Practice 3: Conditioned Game
- Use up to half a field for this practice. Width and legth can be shortened depending on the age and athletic ability of the players.
- Two teams of six players and the neutral team with five.
- Yellow and Red team play a 2-1-2 formation
- The Blue team have one player in the central area and two in each flank.
- The Blue team represent the winger and full-back to the attacking team while the inside Blue represents the CM for the attacking team.
- When either the Yellow or Red team win possession, they can only score once they have played a pass to a wide player.
- We do not want to lose the realism so if an opportunity to attack score centrally is available allow it to happen, the conditions themselves will promote wide attacks and crosses.
- The defending team can step into the wide channel to defend the crosser if they choose.
- Play restarts with goal kicks and conditions repeat.
- Position players in this game to their natural positions.

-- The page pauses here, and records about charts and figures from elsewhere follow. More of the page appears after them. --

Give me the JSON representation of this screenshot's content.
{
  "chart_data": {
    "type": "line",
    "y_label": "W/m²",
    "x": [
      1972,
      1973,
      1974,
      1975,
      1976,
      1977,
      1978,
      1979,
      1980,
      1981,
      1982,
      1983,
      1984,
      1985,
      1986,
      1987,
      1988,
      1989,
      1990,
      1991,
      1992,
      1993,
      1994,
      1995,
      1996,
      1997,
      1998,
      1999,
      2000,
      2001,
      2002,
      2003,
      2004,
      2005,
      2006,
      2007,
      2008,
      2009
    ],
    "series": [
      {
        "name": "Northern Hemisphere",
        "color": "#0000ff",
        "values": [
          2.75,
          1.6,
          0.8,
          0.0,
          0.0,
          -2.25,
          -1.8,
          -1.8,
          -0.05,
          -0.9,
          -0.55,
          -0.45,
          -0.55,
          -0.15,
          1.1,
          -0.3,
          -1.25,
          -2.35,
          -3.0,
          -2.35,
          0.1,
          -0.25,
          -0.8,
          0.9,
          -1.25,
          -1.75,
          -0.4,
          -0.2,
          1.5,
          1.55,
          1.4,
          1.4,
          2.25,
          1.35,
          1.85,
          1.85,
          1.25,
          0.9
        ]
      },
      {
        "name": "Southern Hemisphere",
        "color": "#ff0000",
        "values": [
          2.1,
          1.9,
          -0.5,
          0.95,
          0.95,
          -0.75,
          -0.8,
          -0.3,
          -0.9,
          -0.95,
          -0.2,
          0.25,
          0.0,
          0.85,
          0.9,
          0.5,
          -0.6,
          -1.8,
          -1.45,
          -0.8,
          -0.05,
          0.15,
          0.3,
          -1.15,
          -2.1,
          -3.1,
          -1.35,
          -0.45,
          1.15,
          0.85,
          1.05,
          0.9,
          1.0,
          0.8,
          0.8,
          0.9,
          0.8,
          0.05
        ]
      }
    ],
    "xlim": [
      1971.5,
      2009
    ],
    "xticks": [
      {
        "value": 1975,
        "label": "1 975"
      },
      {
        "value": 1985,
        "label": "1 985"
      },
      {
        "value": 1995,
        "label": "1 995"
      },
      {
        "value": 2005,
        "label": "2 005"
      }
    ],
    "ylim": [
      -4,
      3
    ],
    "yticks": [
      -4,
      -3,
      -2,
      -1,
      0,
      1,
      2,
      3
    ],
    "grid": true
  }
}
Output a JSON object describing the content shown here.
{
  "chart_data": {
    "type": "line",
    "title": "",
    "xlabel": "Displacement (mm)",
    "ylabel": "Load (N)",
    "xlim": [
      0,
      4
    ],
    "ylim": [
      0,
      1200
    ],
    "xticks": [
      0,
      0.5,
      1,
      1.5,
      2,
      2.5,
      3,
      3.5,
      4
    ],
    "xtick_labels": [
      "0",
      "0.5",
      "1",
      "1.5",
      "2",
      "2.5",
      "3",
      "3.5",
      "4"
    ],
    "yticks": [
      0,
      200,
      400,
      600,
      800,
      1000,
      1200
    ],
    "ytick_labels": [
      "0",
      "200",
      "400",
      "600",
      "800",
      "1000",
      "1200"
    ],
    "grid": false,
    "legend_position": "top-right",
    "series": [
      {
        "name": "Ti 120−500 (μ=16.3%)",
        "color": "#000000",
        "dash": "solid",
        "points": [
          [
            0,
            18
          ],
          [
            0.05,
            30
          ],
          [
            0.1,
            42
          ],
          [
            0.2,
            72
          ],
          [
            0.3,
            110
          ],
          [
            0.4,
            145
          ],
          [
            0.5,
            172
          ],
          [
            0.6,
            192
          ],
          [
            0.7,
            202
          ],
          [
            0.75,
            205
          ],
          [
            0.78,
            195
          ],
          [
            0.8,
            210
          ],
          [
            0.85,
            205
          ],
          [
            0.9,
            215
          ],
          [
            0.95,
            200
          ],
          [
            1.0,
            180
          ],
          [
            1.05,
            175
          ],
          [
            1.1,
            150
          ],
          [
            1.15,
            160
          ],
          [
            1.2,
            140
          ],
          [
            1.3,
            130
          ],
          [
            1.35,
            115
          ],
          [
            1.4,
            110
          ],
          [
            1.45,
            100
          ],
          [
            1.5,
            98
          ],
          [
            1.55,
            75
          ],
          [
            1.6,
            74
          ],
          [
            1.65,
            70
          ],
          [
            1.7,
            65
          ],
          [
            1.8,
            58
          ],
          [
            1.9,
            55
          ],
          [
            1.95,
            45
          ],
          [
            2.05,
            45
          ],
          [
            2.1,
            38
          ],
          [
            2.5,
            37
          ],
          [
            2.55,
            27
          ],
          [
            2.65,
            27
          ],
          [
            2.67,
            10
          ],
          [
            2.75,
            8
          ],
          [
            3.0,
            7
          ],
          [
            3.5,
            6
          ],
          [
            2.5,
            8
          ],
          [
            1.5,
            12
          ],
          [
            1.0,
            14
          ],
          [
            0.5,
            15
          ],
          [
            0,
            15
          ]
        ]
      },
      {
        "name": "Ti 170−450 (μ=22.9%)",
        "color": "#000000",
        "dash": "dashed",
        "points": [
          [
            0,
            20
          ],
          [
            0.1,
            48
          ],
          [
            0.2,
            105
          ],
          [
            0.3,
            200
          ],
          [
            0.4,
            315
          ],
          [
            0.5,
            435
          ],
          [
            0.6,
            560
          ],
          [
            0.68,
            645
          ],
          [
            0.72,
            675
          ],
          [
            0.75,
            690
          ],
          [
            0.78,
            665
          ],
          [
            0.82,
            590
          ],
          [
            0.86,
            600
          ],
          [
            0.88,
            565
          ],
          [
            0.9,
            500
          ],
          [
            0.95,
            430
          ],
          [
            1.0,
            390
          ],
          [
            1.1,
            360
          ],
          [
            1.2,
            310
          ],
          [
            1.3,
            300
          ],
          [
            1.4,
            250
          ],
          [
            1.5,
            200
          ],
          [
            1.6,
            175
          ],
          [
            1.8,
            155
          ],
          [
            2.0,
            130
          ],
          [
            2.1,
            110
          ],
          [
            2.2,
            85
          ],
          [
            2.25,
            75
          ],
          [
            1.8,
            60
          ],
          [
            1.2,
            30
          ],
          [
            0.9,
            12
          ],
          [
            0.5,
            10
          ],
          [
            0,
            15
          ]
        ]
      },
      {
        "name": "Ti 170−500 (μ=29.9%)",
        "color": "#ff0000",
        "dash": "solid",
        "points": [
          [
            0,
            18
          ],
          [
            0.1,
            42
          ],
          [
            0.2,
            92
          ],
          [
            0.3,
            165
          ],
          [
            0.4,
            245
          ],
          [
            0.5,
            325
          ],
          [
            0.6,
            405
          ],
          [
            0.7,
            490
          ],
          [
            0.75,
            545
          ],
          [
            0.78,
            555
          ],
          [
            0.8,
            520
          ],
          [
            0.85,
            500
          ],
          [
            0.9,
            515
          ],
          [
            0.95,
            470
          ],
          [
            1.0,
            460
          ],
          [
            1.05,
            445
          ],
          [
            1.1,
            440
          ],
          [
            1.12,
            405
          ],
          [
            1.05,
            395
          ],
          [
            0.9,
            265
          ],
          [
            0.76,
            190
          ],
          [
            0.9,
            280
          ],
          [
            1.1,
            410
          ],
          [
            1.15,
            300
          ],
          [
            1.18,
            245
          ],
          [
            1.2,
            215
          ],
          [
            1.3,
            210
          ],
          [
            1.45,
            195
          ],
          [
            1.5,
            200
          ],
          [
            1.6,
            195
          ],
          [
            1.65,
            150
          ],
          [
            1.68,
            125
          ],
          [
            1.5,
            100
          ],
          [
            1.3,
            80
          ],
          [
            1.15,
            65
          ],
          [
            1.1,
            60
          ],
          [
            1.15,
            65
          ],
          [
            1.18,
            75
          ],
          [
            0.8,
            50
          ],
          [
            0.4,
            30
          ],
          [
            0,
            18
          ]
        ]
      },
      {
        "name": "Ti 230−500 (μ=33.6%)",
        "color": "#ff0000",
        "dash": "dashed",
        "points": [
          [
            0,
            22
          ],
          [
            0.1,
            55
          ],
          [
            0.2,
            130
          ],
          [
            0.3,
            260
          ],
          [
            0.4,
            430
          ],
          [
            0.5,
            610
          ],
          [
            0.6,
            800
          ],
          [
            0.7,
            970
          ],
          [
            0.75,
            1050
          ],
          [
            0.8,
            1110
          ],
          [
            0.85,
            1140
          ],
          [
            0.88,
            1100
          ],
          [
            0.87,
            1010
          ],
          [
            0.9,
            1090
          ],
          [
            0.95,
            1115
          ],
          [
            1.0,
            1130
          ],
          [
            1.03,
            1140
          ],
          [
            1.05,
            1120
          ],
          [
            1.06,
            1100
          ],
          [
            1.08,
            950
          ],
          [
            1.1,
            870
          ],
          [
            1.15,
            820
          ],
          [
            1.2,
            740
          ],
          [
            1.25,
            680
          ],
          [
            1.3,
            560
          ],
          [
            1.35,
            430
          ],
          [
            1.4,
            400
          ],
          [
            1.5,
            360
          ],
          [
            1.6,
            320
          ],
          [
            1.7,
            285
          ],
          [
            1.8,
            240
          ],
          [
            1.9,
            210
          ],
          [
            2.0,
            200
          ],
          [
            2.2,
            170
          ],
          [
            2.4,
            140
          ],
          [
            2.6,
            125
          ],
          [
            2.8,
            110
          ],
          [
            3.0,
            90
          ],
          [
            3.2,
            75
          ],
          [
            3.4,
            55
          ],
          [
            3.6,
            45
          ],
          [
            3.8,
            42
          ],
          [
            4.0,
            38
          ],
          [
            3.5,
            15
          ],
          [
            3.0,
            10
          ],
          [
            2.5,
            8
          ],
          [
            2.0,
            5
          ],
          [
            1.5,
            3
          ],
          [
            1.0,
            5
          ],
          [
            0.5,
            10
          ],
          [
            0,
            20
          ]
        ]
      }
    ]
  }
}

- Players should identify and execute the opportunity to cross and finish when it is realistically on.
- Players must honour their principles by position.
- Strikers, use good movement to lose their defender and meet the cross between the width of the posts. Pay attention to body shape and strikers ability to convert from a cross.
- Crossers must have a target for their cross to avoid aimlessness, either front post, back post or cut back if it is from a shorter distance.
- Opposite wide player makes a run to the back post to meet an overhit cross or better yet be an option to convert from the back post.
- Central-midfielders, to follow in on the edge of the box, to offer a cut-back option and anticipate loose balls to either attack or help re-circulate possession out wide.
- If the CM wins possession, he can play a pass out to wide channel away from pressure to help his team attack another cross into the box.
- Should the defensive team win the possession and transition to attack, the Blue team must react quickly and offer options to counter-attack, especially in wide areas to help the attacking team score against a stretched and disorganised defence.
To get success in this topic, it may take some time. Allow the players to enjoy it and own it, yes the topic will offer a coach many chances to step in and coach, however, try to limit your stoppages to the bare minimum unless there is a repetitive gleaning error. Players will learn from their mistakes if we let them allow the players the opportunity to discuss and share in their groups during and at the end of each session what they were doing right and what they can do to improve in certain aspects.
There is a high degree in skill involved in each component to crossing and finishing, so long as we take care of the technical capacities first the tactical aspect will follow with ease. A useful strategy with players is to give them targets of improved conversion rates in the unopposed practices and games over a course of time. Whether that is seeking marginal improvements in the same session or improving conversion by 10-30% over the entire training block is at your discretion.